La collaboration organisationnelle renvoie à de grands principes tels que la confiance mutuelle, l’intérêt supérieur commun, la complémentarité des expertises, etc. Or, la mise en œuvre de projets collaboratifs exige que ces principes soient contextualisés et concrètement opérationnalisés.

Comment s’assurer que des unités d’affaires partagent davantage leurs bonnes pratiques ? Comment gérer plus efficacement de manière transversale des processus clients partagés ? Ces questions, souvent associées au défi de la « collaboration entre silos », renvoient à la gestion des connaissances.

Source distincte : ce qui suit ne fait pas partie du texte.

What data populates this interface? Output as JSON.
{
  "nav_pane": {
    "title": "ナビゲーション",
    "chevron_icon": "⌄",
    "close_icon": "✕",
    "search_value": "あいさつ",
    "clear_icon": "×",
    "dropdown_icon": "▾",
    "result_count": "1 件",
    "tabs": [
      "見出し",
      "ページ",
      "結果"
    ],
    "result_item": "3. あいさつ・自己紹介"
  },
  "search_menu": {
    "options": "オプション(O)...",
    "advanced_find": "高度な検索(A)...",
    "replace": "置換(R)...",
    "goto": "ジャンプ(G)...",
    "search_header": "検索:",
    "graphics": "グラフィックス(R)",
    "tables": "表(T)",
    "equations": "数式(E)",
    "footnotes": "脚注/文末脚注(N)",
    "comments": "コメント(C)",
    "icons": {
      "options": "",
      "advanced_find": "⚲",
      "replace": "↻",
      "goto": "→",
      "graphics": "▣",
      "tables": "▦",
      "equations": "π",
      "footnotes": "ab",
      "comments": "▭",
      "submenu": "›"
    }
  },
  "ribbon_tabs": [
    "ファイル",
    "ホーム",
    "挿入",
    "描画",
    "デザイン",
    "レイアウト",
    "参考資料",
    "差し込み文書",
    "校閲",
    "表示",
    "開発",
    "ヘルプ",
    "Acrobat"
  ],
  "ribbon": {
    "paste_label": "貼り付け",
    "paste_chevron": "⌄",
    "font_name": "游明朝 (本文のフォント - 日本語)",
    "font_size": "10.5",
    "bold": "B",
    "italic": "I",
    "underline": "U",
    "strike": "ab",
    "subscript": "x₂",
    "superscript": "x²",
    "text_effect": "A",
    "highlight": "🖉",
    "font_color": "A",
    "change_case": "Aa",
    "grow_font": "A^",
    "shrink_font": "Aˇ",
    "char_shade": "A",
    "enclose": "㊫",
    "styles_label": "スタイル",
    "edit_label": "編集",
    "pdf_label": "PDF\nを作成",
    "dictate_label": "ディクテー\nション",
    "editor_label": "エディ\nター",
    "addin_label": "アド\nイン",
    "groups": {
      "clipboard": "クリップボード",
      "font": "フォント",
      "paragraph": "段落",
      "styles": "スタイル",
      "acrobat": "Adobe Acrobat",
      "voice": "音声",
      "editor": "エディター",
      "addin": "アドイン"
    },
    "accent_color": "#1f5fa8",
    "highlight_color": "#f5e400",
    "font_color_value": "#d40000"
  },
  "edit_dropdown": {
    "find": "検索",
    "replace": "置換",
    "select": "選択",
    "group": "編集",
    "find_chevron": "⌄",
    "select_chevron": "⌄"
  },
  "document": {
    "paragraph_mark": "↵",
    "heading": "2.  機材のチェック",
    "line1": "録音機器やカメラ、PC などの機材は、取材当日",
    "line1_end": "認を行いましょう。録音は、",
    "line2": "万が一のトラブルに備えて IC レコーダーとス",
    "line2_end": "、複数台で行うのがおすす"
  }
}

Selon l’American Productivity and Quality Center et d’après les travaux menés par le CEFRIO, le recours aux communautés de pratique pilotées constitue l’une des approches les plus performantes de partage collaboratif de bonnes pratiques entre unités d’affaires. Les sociétés Areva, BP, Bearing Point, Caterpillar, Chevron, Daimler, Holcim, Mitsubishi, McKinsey Consulting, Orange, Philips, PwC, Renault-Nissan, et Schlumberger ainsi que la Banque mondiale, entre autres, comptent parmi les organisations les plus citées lorsqu’il est question de communautés de pratique (CoP). L’entreprise mondiale Schneider Electric, qui évolue dans le domaine de la gestion de l’énergie, exploite avec succès cette forme de collaboration intra-organisationnelle. Elle compte 170 000 employés dont plus de 24 000 sont membres de 140CoP, lesquelles sont animées par 180 spécialistes certifiés au sein du réseau Community@Works, touchent 76 secteurs d’affaires, 60 domaines fonctionnels et huit autres opérationnels. Ces chiffres donnent le vertige mais témoignent surtout de la puissance de l’apprentissage social grâce aux CoP ! L’analyse du ROC (Return On Collaboration) réalisée par cette société est par ailleurs très probante, tant au chapitre de l’engagement qu’à celui de la participation et de l’efficacité1.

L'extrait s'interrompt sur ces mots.